Advocates of Lebanon’s Hezbollah party parade to mark the last day of Ashura ceremony in Beirut.
Aziz Taher
An exchange of everything between Lebanese militant group Hezbollah and the armed forces in northern Israel signal that the conflict in Gaza could spread regionally.
With an Israeli inform incursion potentially imminent in the north of the Gaza Strip, the conflict could grow to involve other regional actors, including Hezbollah and potentially Iran, analysts say.
And if Hezbollah determines to join the conflict in neighboring Israel, “it will be nothing short of a game-changer,” Firas Maksad, a senior fellow at the Central East Institute, told CNBC on Wednesday.
“Hamas is but the weak underling of Hezbollah, a much more formidable dispute force and widely recognized as the most powerful nonstate military in the world,” he added. “This will be a game-changer, not at most for Israel, but also for the entire region.”
Political party and paramilitary group
Hezbollah operates as both a political side and paramilitary group and is designated by the U.S. as a terrorist organization. It holds a great deal of power in Lebanon in the form of its Shiite factional party, which holds 62 seats in the country’s Parliament, alongside its Iran-backed proxy militant unit.
Hezbollah, or the “Company of God,” was established during Lebanon’s civil war in 1982 with backing from Iran and support from Iran’s Sansculottist Guard. The group strengthened after a war with Israel in 2006, and its military wing has grown to overtake Lebanon’s army as the power military force in the country.
Now, experts say, Hezbollah doesn’t have the domestic popular support it had in 2006 to support a military direction in Israel’s current war with Hamas.
Joseph Daher, author of “Hezbollah: The Political Economy of Lebanon’s Party of God,” told CNBC that Hezbollah “has suit not only a key Lebanese political and military actor, it has become a key regional actor.” But he says the country’s Christian community are against or grave of Hezbollah.
“It’s the scale of it, that will depend on Hezbollah intervening or not,” Daher told CNBC. The group “has accumulated mountainous experience, especially on the Syrian military scene, but also in Iraq and to a lesser extent Yemen,” Daher added.
He make plained that Hezbollah is “intrinsically ideologically, politically, militarily [and] economically linked to Iran,” while also being a Lebanese actor with its own autonomy.

Hilal Khashan, a professor of governmental science at the American University of Beirut and the author “Hizbullah: A Mission to Nowhere” told CNBC that the militant circle would hesitate to join the fight in full force.
“Irrespective of [Israeli Prime Minister Benjamin] Netanyahu’s resolution, Hezbollah will not open a front from south Lebanon against Israel because it will justify Israel to devastate Lebanon. Iran has already informed Israel and the U.S. through third parties that it will rein in Hezbollah,” he foretold.
On Friday, Hezbollah’s deputy chief, Naim Qassem, said his party was “fully ready” to contribute to the fighting, according to Reuters. “The behind-the-scenes awakens with us by great powers, Arab countries, envoys of the United Nations, directly and indirectly telling us not to interfere make have no effect,” he said at a rally, according to a translation by the news agency.
Lebanon disaster
Lebanon is facing its worst economic crisis in history, with triple-digit inflation and a currency that has lost sundry than 90% of its value since the onset of an economic crisis in 2019. Almost three-quarters of the Lebanese people lodge below the poverty line.
The group rules over Lebanon with an iron fist, controlling most trim crossings and wielding significant political influence, using its power to block key political appointments.

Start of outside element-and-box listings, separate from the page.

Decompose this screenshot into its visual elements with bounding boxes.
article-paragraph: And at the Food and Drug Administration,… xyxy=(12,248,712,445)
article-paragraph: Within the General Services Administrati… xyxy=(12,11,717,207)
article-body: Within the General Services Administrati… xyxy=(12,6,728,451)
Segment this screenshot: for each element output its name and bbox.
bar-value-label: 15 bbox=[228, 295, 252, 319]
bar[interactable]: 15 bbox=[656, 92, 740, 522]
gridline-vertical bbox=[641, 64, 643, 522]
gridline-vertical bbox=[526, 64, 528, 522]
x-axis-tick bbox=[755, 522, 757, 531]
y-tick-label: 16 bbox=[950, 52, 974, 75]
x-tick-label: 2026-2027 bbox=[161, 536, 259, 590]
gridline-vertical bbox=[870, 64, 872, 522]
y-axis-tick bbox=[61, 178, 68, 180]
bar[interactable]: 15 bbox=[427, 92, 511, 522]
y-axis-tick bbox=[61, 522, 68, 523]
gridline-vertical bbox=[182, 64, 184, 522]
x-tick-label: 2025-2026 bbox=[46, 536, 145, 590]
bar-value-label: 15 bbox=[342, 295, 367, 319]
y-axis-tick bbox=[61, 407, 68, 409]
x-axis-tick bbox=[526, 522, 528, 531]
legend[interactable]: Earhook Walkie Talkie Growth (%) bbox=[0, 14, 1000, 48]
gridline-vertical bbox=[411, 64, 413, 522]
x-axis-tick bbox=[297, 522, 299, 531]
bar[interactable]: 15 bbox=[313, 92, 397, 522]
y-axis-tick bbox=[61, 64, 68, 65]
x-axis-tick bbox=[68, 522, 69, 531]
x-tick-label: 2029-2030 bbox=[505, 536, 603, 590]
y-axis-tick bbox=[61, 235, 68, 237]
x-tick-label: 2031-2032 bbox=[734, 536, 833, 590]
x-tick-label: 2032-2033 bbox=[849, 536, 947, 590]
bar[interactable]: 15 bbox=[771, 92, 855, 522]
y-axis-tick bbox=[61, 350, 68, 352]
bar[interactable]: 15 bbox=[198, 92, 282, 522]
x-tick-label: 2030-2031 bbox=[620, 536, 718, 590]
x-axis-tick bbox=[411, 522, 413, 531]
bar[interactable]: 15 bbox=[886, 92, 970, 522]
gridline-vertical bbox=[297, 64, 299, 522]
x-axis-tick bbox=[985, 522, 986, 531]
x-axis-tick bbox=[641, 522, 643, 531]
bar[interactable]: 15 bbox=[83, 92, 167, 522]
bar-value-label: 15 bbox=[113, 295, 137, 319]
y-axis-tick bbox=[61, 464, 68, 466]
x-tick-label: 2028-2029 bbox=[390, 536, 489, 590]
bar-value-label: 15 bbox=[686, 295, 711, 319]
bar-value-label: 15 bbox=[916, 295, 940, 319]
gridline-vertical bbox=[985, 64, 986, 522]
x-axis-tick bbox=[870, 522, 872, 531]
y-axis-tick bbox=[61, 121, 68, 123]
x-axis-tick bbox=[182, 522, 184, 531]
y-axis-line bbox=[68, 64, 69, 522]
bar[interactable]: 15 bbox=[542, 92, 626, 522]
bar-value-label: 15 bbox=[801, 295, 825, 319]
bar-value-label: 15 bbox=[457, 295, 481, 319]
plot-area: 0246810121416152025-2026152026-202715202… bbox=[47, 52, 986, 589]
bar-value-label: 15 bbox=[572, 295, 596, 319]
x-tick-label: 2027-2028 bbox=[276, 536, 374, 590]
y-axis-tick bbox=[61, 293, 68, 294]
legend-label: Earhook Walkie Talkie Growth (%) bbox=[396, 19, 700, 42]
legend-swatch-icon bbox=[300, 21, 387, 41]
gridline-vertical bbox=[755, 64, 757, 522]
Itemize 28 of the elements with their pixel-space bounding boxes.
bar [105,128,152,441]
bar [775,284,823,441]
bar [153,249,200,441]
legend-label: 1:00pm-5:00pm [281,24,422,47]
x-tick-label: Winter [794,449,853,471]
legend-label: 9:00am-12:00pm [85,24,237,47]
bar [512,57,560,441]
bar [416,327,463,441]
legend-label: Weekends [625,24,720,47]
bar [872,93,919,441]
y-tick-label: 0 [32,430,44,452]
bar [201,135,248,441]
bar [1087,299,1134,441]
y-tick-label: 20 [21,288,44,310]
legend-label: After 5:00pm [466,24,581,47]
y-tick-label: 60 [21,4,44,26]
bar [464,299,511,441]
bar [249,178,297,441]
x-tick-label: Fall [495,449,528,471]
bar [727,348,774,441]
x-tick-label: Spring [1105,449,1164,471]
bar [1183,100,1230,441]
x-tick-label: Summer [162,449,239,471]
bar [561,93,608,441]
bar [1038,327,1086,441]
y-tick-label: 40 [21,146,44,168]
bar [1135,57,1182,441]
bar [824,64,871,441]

Already spent from zeal alongside President Bashar Assad in Syria, as well as in Iraq and Yemen, a fresh front in Israel for Hezbollah could be pound for the group, and experts say Iran may not want to use its strongest international militia fighting a fresh front in Gaza or in Israel to champion Hamas.
Hezbollah “do have to take into consideration public opinion in Lebanon,” Maksad told CNBC. Hezbollah’s own constituencies “are torment war fatigue” and are “under the pressure of Lebanon’s financial collapse,” he added.

Netanyahu has hinted he will launch a ground incursion in Gaza in the coming days. In solidarity, the Biden administration has sent support in the form of a carrier strike group positioned in the Eastern Mediterranean, along with the U.S. secretary of Assert. The U.S. is “doing its utmost to try and deter Hezbollah and Iran from entering the war,” Maksad told CNBC.
The deployment of the USS Gerald R. Ford is “the distribution trying to contain the conflict,” he added.
The threat of Hezbollah’s force looms large in the region and according to professor Khashan, the heap’s armed component “is equivalent to a medium-sized European army.”
“It can effortlessly defeat the Lebanese military or occupy Saudi Arabia,” he replied, but added that Hezbollah “is trained to fight asymmetric warfare and has no chance against the IDF [Israel Defense Forces] in the circumstance of a total war.”